Dans Daybreak nous incarnons des nations face au défi du changement climatique, nous allons devoir décarboner notre énergie en produisant de l’énergie verte, mais aussi démanteler progressivement nos usines, nos parcs de voiture, etc.

Chacune de ces nations commence avec une quantité d’émission de CO2, une partie sera absorbée par la végétation et les océans, mais le reste sera relâché dans l’atmosphère et c’est ce qui va faire augmenter la température et déclencher des effets en chaîne : acidification des océans, désertification, destruction du permafrost, tous les avatars du changement climatique. En plus de cela nous aurons des crises à résoudre, de différentes natures. Et plus la température augmente et plus les crises sont nombreuses et les effets puissants. Pour l’emporter, il faudra tout simplement produire moins de CO2 que la planète ne peut en absorber.

 

Notre puissance de départ avec ces cartes, ainsi que ces émissions polluantes

 

Plus chaud que le climat

En début de manche, nous piochons deux cartes Projet Global qui peuvent éventuellement nous donner un coup de pouce, et ensemble nous allons devoir décider quelle carte garder.

On se retrouve dans la peau de décideurs de grandes nations (Chine, USA, Europe..) qui doivent faire un choix crucial pour l’avenir : est-ce que l’on préfère une force de réponse internationale contre les catastrophes pour se protéger de certains impacts de crise ou bien la fusion nucléaire qui pourrait être efficace si l’un de nous autour de la table se construit un moteur de jeu à base de nucléaire.

 

Choix de l’un des deux projets.

 

Ensuite, on prend connaissance d’une des cartes Crise qu’on va subir en fin de manche, moyen de s’y préparer et d’éviter la catastrophe. Mais malheureusement il reste des incertitudes, car les autres cartes crises, elles, ne seront découvertes qu’à la fin de la manche. Si l’on y réfléchit, le jeu nous pose devant la triste réalité, la nôtre, celle où l’on commence à percevoir les effets du changement climatique avec les incendies, les inondations, etc. Et on commence le jeu en constatant notre impuissance, pourtant il va falloir mettre les mains dans le cambouis.

 

une crise

 

Nous avons devant nous les cartes qui correspondent à nos nations, 5 cartes alignées.
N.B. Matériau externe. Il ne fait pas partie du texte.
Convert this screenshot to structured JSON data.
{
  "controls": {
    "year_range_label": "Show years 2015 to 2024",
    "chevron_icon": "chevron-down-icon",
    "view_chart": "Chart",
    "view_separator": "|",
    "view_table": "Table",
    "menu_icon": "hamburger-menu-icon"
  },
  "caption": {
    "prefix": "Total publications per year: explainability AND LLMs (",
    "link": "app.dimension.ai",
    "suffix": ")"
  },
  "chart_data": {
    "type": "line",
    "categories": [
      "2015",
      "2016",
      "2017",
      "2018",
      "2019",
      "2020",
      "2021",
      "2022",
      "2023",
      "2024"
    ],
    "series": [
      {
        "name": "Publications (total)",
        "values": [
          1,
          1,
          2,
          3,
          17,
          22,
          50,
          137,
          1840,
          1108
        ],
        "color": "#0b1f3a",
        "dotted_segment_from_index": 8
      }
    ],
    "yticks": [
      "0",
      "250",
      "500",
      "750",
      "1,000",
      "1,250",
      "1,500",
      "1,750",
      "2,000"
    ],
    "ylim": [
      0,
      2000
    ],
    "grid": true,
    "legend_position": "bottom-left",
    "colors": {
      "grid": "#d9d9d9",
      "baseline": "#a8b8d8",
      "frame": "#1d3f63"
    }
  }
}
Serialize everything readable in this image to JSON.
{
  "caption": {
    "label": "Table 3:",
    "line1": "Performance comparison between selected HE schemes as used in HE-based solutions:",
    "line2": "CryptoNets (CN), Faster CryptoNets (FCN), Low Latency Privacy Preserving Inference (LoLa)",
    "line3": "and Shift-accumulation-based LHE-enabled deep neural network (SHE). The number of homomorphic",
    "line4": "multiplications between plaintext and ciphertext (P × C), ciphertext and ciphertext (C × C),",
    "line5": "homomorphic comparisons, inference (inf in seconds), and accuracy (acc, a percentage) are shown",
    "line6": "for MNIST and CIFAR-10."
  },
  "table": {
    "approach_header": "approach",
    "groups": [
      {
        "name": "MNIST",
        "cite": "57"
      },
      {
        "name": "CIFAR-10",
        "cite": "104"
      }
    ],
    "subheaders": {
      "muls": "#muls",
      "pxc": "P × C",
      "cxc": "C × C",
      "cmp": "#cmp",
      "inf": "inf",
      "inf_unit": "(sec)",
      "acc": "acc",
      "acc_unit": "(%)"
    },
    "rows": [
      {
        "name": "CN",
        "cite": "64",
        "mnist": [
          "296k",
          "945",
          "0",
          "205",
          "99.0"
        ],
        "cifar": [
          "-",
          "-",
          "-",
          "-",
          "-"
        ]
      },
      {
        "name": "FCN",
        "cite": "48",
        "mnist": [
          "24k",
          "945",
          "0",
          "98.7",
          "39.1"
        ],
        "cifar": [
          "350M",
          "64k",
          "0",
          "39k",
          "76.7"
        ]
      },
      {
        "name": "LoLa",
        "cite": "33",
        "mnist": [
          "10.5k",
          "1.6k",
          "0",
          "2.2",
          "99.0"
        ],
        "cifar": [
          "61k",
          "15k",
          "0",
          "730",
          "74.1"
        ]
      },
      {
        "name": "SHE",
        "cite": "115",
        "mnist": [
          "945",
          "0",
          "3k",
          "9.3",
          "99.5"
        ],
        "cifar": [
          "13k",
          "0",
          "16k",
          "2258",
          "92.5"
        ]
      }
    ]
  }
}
Cartes qui vont avoir des effets plus ou moins forts en fonction des “tags”. Lors de chaque manche, nous en piochons de nouvelles. 

Nous avons ici une mécanique de construction de tableau, nous pouvons activer une carte pour réaliser son effet, parfois cela nous demandera de nous défausser d’une carte en main, dilemme cruel car cette gestion de main est importante.

 

 

On peut aussi placer nos cartes dessus ou dessous nos cartes déjà présentes. Sur les cartes nous avons des tags avec des panneaux solaires, des crédits, de l’énergie, etc. Certaines cartes ont des effets plus puissants en fonction du nombre de tags, c’est ainsi que l’on va construire son moteur de jeu efficace dans le but de décarboner nos émissions de CO2. 

Cette mécanique de carte est intéressante à plus d’un titre, car en plaçant notre carte sur une autre, on n’aura plus accès à son effet : choisir et renoncer. Peut-être qu’on va activer son effet avant de le faire, d’autres fois, cela permet d’orienter son moteur dans une direction plus cohérente avec la situation actuelle. Mine de rien on vit de petits tiraillements.  On pourra reforester, construire des mangroves, mais aussi construire notre société pour qu’elle soit plus résiliente, avec des jetons Résilience, écologique, infrastructures et sociaux, ces jetons vont nous permettre de “tamponner” certaines crises.

 

 

Il n’y a pas d’ordre de tour à proprement parler, vous pouvez jouer tous en même temps ou chacun votre tour, mais le mieux reste quand même de communiquer pour indiquer aux autres joueurs ce que vous souhaitez accomplir, parfois on peut même aider le voisin, lui transmettre une carte, lui envoyer de l’énergie propre, utile quand on a un moteur de production important, etc.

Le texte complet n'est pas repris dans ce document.